Conventional wisdom in genealogical circles is to start with your oldest living relative. Ask questions, draw charts, see what they remember about their grandparents.
What conventional wisdom doesn’t tell you is that you might be lucky enough to find a relative like Irene Veri. Irene was my portal to the past and I was her grateful padawan.
Irene Rose George Veri passed on June 17, 2018. She was 83. I’ve had the privilege of knowing Irene for almost 5 years. Soon after my husband took a DNA test to learn more about his Italian ancestors who he never knew, a match led us to Irene. Her father, Nick George (born Nicola Vitus Giorgio in 1896 in Castel di Sangro, Italy) was the first-born son of my husband’s grandfather – Adriano Giorgio. Technically this makes her my husband’s cousin once-removed – but in reality she was the living memory that only a few genealogists are lucky enough to find. Most of all – she was my friend – and I will miss her.
I keep a notebook of all my emails with relatives as I try to reconstruct my husband’s family tree that his father abandoned at an early age when his parents divorced. No surprise that the tab behind Irene’s page is the largest – by far.
People say that timing is everything. Very true. I met Irene at a time when it was convenient for her to share what she knew about her family and I was the grateful recipient of her vast stores of knowledge. The timing was right.
For anyone without Italian relatives let me just say that without a living relative who knew “la famiglia” you will have a very hard time determining which Nick is the son of your direct line of the family. If four Italian sons all name their first-born son after their father, as is the Italian naming convention, you will find four Nick’s about the same age, living in the same location and you will have a hard time knowing which Nick goes with which father. But if you are lucky enough to have someone like Irene to help you sort it out, you will know that the Nick on Hazen Street was the son of Romualdo and Dorinda and the Nick on Mill Street was the son of Pasquale and Filomena. And if you’ve done any genealogy at all, you will appreciate how much this stuff matters.
So yes, timing is everything, but now, the timing is all wrong. Because the cancer that consumed Irene’s body took her away much too soon and all I am left with are the volumes of information she shared and a big empty hole in my heart.
Here is what I am most grateful for about Irene.
1. Top of the list, without a doubt, is her razor sharp mind. Irene had a memory beyond compare. She grew up with the people I’m researching. Names on a page to me became the living people she knew. This one was “good looking,” that one was probably demented, this one never married because the girl from Italy brought over for him in an arranged marriage found out that New Castle, Pennsylvania was a far cry from New York, New York – so she went home and he remained single for the rest of his life. I could go on and on with the personal details that Irene shared with me. Thank you Irene.

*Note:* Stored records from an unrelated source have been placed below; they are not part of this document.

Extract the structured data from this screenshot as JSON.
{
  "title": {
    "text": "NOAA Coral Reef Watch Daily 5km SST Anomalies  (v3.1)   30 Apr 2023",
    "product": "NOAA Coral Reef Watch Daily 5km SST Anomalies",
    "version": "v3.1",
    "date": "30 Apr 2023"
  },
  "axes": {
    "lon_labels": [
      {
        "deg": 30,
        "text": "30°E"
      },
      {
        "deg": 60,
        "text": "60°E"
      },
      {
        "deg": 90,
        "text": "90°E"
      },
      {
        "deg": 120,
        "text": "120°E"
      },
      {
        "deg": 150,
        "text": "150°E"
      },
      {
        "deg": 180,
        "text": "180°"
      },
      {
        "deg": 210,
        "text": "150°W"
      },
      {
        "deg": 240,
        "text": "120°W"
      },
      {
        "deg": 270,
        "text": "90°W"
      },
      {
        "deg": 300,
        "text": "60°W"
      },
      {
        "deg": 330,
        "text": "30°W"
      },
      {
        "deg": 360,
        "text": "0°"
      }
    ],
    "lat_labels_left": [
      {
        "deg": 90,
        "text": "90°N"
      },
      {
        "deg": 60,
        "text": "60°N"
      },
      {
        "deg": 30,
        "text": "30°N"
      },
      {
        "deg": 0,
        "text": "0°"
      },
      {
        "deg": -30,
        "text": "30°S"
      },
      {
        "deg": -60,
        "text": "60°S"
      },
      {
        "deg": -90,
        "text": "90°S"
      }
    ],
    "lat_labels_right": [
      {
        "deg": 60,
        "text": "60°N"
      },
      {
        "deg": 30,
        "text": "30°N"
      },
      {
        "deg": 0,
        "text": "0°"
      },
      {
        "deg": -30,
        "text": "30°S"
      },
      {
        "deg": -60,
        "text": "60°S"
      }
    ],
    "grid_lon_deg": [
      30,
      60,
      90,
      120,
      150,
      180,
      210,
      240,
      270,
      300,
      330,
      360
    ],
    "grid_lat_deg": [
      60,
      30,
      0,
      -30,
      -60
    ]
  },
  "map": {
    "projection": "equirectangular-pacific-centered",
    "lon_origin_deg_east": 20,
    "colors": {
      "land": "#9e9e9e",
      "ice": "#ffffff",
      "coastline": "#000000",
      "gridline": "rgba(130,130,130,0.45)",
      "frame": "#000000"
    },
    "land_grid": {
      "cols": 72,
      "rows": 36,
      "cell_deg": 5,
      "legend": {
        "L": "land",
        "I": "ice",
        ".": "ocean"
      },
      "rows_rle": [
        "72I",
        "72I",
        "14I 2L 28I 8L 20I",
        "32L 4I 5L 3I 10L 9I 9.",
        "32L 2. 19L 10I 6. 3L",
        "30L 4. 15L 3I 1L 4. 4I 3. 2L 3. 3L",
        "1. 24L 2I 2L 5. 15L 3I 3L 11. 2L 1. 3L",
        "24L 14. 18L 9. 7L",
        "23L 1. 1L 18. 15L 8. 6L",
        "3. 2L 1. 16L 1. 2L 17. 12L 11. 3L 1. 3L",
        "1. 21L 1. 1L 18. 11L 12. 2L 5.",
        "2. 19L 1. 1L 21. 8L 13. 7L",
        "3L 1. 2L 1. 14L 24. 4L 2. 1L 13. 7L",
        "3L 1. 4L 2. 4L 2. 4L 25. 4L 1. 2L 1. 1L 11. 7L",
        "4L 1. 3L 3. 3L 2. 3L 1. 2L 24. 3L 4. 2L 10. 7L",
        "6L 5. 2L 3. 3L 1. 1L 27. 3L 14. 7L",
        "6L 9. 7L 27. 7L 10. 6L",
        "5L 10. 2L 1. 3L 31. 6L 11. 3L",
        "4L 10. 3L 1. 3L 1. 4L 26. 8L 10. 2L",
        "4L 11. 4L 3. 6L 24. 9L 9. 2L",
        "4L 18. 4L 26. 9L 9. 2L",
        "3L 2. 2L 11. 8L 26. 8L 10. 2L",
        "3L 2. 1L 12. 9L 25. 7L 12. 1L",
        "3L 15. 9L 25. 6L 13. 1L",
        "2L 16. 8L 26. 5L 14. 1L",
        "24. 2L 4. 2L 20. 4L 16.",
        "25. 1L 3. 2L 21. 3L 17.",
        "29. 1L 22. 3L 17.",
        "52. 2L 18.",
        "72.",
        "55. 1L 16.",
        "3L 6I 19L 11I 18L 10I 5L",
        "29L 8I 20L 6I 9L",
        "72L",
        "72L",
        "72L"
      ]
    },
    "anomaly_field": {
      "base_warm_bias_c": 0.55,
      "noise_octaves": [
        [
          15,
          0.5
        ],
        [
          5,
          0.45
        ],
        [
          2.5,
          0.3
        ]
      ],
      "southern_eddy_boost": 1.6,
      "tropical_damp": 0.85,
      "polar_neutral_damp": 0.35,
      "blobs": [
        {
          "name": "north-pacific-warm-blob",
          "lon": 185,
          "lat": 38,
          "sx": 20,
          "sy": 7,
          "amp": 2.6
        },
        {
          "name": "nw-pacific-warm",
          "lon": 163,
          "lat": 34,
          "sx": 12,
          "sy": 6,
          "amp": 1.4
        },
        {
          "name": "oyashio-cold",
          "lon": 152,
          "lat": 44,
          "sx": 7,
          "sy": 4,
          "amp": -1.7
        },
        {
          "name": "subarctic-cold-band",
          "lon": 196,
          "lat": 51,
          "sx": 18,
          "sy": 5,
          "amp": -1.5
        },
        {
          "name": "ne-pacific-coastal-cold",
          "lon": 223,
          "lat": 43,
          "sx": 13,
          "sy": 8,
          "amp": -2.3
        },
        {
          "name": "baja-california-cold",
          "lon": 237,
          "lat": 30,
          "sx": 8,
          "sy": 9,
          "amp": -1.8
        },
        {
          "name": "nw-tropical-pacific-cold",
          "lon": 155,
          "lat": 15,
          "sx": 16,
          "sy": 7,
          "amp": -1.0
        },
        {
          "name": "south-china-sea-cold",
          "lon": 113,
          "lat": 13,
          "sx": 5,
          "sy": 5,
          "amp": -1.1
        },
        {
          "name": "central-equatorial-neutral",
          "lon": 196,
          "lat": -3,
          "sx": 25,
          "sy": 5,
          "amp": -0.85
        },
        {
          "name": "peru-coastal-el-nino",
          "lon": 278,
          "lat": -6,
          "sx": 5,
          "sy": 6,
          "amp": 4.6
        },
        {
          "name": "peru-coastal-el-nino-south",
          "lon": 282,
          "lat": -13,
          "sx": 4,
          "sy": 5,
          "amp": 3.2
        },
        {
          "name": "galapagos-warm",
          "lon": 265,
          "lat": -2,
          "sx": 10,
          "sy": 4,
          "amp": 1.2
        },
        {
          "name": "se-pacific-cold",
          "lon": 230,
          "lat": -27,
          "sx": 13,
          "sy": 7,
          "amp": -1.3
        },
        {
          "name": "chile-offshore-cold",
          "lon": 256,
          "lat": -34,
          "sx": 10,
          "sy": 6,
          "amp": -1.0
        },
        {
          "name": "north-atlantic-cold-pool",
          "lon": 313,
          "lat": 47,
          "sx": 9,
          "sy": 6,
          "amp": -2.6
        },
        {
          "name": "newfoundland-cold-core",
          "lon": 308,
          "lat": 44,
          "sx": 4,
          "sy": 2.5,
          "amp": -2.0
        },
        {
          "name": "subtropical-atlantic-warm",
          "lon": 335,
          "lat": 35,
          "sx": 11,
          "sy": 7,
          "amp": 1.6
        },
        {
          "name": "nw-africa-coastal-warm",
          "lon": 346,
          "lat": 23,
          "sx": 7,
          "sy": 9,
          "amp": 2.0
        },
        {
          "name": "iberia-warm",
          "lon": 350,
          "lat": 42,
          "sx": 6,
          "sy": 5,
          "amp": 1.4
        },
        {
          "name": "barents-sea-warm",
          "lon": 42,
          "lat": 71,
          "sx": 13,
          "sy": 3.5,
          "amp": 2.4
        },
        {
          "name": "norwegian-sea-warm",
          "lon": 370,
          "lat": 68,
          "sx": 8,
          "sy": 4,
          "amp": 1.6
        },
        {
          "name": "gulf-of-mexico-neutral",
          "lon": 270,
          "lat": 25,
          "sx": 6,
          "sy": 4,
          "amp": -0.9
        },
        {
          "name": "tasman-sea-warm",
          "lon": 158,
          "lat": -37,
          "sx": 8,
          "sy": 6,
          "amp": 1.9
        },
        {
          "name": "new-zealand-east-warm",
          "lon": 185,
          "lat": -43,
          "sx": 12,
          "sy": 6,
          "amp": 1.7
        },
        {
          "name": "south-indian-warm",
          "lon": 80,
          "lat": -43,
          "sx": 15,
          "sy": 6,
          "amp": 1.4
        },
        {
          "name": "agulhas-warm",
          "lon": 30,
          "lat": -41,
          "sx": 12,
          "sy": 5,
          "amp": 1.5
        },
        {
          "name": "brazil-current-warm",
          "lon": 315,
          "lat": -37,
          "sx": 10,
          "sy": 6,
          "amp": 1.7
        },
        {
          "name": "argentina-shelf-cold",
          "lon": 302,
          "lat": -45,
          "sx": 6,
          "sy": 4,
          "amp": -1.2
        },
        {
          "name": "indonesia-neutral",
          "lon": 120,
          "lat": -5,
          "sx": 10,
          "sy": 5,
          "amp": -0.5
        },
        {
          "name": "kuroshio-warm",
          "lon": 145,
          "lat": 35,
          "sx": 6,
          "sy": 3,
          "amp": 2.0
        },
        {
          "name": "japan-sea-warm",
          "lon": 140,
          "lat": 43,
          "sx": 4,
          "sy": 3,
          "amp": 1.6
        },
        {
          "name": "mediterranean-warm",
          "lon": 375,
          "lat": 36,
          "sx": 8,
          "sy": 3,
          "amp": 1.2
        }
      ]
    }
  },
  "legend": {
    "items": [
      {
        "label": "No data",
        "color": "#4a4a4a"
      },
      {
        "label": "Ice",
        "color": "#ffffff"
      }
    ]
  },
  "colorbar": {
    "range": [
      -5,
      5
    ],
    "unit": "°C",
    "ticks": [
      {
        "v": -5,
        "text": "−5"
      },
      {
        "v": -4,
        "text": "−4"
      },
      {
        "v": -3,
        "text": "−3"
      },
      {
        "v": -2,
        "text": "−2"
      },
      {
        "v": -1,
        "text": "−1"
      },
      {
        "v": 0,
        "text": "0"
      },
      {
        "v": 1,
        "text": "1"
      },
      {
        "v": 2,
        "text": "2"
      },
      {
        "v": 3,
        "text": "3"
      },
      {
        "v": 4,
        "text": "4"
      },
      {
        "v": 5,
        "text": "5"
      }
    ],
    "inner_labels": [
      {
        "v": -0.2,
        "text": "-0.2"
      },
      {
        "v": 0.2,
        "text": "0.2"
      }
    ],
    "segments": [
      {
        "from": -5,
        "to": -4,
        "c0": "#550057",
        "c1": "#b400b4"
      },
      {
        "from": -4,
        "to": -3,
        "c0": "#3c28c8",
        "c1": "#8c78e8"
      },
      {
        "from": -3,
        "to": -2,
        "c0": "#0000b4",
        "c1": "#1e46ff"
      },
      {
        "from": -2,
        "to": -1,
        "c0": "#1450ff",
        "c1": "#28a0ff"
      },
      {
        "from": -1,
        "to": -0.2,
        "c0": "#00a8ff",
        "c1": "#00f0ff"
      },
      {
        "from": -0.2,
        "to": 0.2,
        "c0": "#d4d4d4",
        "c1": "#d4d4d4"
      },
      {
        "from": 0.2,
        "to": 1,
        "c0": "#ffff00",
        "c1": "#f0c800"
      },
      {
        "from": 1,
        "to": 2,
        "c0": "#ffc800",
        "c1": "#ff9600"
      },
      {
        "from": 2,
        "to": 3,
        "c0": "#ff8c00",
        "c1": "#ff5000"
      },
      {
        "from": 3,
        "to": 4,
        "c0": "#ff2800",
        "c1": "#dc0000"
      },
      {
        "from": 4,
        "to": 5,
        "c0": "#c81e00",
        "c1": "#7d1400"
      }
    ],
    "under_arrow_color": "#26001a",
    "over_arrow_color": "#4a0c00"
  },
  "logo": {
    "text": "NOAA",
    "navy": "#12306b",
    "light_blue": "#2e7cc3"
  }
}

2. She loved her family. She was without a doubt a “Daddy’s girl” and it will always make me happy to think that the reunion with her father in heaven occurred on Father’s Day. She loved her father and knew so many details about his life. She was glad to have someone interested in hearing those details and she would always correct me if I got it wrong, for which I am grateful. She also loved to tell me about her daughters and her grandchildren. I think Irene was one of those people, like my own mother, who may not have always done the best job of letting the people who mattered most to her know how much they mattered – but I can honestly say that she cherished her children and grandchildren beyond measure.
3. She was a straight shooter. She was honest, open and opinionated. You have to understand that she was telling things from her perspective, but as far as she was concerned it was the only perspective that mattered. And as far as I was concerned, it was the best way for me to learn about people I never knew and never would have known, without her willingness to share her memories. So what if there were minor discrepancies between the “official” records and Irene’s memory of things. It doesn’t really matter whether her parents were married in October or November of 1915. It matters so much more that her father loved to sing, that he wrote lyrics for songs and tried to get them published and that she was his secretary who mailed the post cards with the lyrics so that there would be a postmark to establish a copyright, that he made wine in his basement, that he took her downtown every Thursday night when she was in junior high school and bought her a milk shake at the soda shop while he went next door to the bar. Yes –those are the memories and stories that will always mean so much more than anything I can find on any official genealogical records.
There will be many, many reasons why I will miss Irene. But there will so many more where I will be thankful for the many gifts she shared with me over the past five years.